Building a Newspaper-Like Feed for Hacker News
Last month, I shared 'Your Hacker News' on Hacker News. The project tackled two improvements I wanted for HN: previewing content and showing more relevant stories.
The Why
When browsing Hacker News, I don't get a good idea of whether I'll like an article or not from the title. But I know for sure after reading a few paragraphs. Your Hacker News tries to solve this by showing you a snippet and an image from the article.
The design drew inspiration from traditional newspapers, but several users pointed out that it's not the same. Print newspapers have visual hierarchy and are manually curated, with editors carefully placing chosen images and headlines.
Since our frontpage is automatically generated, my attempts to emulate a newspaper-style layout didn't look very good.
I could've improved it, dividing content into columns, filling in whitespace etc. But I realized it would take too much time, and I decided to go with a feed-like design and focus on adding personalization.
How It Works
The app starts by fetching the top 150 stories from the Hacker News API. For each story, Puppeteer retrieves the HTML content and then GPT-4o-mini extracts a snippet of the content:
const response = await this.openai.chat.completions.create({
model: "gpt-4o-mini",
messages: [
{
role: "system",
content: `You are a content extraction assistant. Your task is to extract the main content from a website's text.
Provide the first 500 or fewer characters of the relevant content as is. Don't get any metadata or author information.

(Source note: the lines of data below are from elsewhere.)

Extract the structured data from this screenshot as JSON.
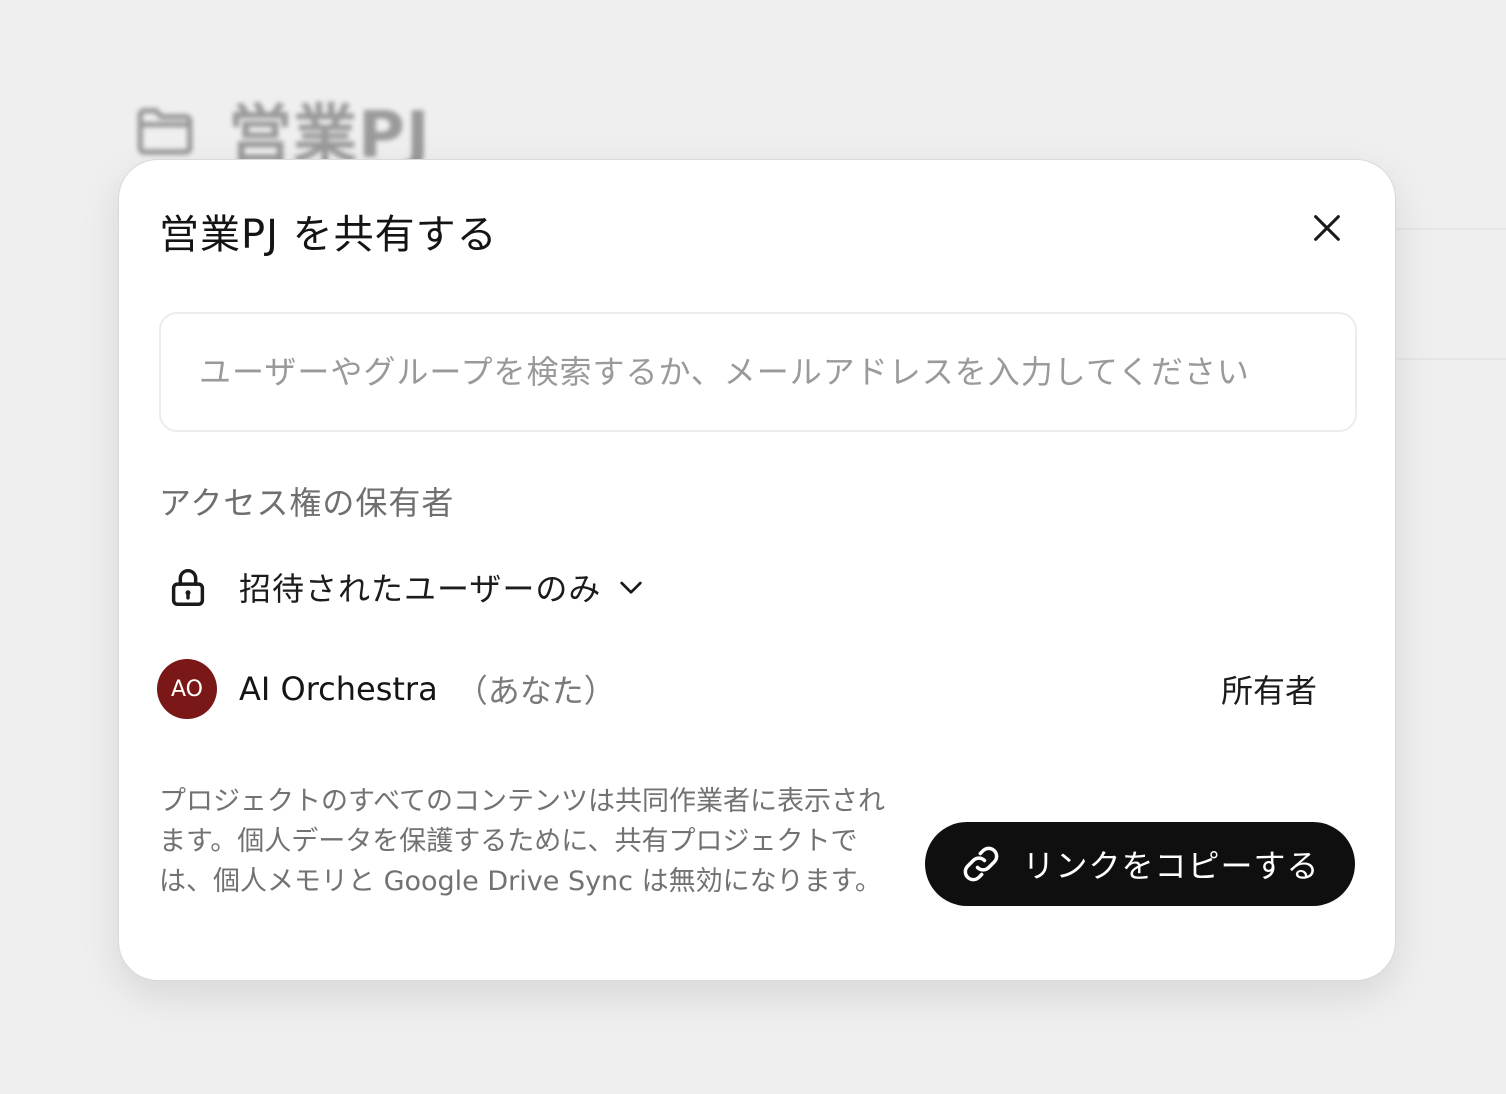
{
  "background": {
    "folder_icon": "folder-icon",
    "title": "営業PJ"
  },
  "dialog": {
    "title": "営業PJ を共有する",
    "close_icon": "close-icon",
    "search": {
      "placeholder": "ユーザーやグループを検索するか、メールアドレスを入力してください",
      "value": ""
    },
    "access_section_label": "アクセス権の保有者",
    "access_setting": {
      "icon": "lock-icon",
      "label": "招待されたユーザーのみ",
      "dropdown_icon": "chevron-down-icon"
    },
    "members": [
      {
        "initials": "AO",
        "name": "AI Orchestra",
        "suffix": "（あなた）",
        "role": "所有者",
        "avatar_color": "#7a1818"
      }
    ],
    "footer_note": "プロジェクトのすべてのコンテンツは共同作業者に表示されます。個人データを保護するために、共有プロジェクトでは、個人メモリと Google Drive Sync は無効になります。",
    "copy_link_button": {
      "icon": "link-icon",
      "label": "リンクをコピーする"
    }
  }
}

If no content can be extracted or it's in another format, return an empty string.`
},
{
role: "user",
content: bodyText
}
],
max_tokens: 500,
temperature: 0.1
});
This works well to strip away unnecessary text, like metadata and navigation menus, only failing in a few cases like websites that implement captchas or paywalls. The snippet is skipped for those stories.
Next, it personalizes your feed. This started with like/dislike buttons next to each story, but that turned out to be a bit limiting. I switched to using keywords, where you enter what to include or exclude e.g, 'AI', 'Math' etc. To check similarity, it converts keywords and stories to embeddings (which are basically numerical representations or vectors of text):
async generateEmbeddingForStory(title, content) {
const combinedText = `Title: ${title}\nContent: ${content}`.trim()
const response = await openai.embeddings.create({
model: "text-embedding-3-small",
input: combinedText.substring(0, 900)
})
return response.data[0].embedding
}
It then compares the embeddings using cosine similarity, which measures how alike two texts are by comparing the angle between their vectors:
function calculateCosineSimilarity(embedding1, embedding2) {
const dotProduct = embedding1.reduce((sum, val, i) =>
sum + val * embedding2[i], 0
)
const magnitude1 = Math.sqrt(
embedding1.reduce((sum, val) => sum + val * val, 0)
)
const magnitude2 = Math.sqrt(
embedding2.reduce((sum, val) => sum + val * val, 0)
)
return dotProduct / (magnitude1 * magnitude2)
}
This gives us a score for how similar or dissimilar a story is to the keywords you've chosen. The results are then sorted by a weighted score of similarity, dissimilarity and the original position.
Adding a Daily Digest
Since we are a "newspaper", why not have a morning delivery? I added a subscribe option that, at 9 am EST every day, gets the top 15 stories most similar to your keywords and emails them to you. The limitations of HTML in email would need its own article, but I settled on this design:
Final Thoughts
I hope this helps you discover more stories you like on HN. I'm planning to add more features, like turning it into a PWA, getting snippets from PDFs and generating weekly digests.